Temperature-Controlled Phantom Experiments:
For the temperature-controlled experiment, the fit error for each temperature-controlled scan is shown in Figure 3. The fit error was minimized close to the true temperature of the phantom vials.

Multi-Center Phantom Experiments:
An example of apparent vs. true PDFF is shown in Figure 4a. This demonstrates the error metric of slope difference. A summary of the PDFF bias, shown as the deviation in true slope (1.0) and apparent slope, before and after correction for temperature, is shown for all 68 acquisitions performed in the QIBA round-robin study in Figure 4b. The PDFF bias is greatly reduced after correction for temperature using the proposed method (p = 0.001).

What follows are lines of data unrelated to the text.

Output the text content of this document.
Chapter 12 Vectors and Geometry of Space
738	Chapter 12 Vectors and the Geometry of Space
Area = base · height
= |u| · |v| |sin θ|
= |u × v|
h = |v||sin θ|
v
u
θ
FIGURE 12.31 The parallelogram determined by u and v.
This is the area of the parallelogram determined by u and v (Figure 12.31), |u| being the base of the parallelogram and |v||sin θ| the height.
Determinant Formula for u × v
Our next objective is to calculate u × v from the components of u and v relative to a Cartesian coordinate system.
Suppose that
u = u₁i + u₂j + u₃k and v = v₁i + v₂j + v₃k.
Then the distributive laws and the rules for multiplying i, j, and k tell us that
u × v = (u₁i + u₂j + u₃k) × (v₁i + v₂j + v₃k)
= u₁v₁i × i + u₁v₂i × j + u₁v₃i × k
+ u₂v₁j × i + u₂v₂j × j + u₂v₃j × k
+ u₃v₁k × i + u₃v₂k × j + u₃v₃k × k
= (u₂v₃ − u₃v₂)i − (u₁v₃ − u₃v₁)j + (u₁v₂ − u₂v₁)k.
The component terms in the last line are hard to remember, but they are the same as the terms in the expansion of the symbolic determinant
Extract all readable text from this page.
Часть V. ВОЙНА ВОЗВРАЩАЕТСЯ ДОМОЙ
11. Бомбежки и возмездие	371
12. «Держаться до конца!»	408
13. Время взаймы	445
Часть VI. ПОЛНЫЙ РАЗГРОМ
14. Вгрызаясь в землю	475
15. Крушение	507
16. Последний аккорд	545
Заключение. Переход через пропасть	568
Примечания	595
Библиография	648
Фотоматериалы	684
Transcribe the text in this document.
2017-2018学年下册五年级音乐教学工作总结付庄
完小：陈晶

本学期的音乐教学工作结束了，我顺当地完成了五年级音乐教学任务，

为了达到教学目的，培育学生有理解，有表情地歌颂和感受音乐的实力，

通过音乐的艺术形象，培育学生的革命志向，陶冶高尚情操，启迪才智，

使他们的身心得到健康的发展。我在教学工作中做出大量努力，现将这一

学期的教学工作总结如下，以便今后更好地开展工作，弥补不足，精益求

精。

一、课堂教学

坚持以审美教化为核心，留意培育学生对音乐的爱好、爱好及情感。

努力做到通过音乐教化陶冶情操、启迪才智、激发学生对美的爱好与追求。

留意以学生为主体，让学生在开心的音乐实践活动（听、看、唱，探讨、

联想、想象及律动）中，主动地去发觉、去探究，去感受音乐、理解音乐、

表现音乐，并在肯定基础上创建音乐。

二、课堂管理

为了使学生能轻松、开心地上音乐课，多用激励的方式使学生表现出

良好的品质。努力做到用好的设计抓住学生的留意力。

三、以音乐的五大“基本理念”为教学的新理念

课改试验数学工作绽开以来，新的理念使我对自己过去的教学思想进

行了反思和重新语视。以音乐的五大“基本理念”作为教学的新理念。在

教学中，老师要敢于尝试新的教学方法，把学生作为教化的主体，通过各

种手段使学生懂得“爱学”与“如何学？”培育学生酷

Discussion and Conclusions

In this work we investigated the effects of temperature on the accuracy of magnitude based CSE-MRI to quantify PDFF in phantoms. Our simulations demonstrate that PDFF bias is highly dependent on temperature. Further, we have proposed a strategy that minimizes the effects of temperature by identifying the temperature that minimizes fitting error. PDFF bias from a large multi-site round-robin phantom study was reduced by correcting for the temperature through a proposed technique that minimizes global fitting error, without any a priori information on the phantom temperature.

Acknowledgements

The authors wish to acknowledge support from the NIH (R41-EB025729, R01 DK088925, K24 DK102595), as well as GE Healthcare and Bracco Diagnostics who provides research support to the University of Wisconsin, and from Calimetrix for providing use of the phantom used in this study. Finally, Dr. Reeder is a Romnes Faculty Fellow, and has received an award provided by the University of Wisconsin-Madison Office of the Vice Chancellor for Research and Graduate Education with funding from the Wisconsin Alumni Research Foundation.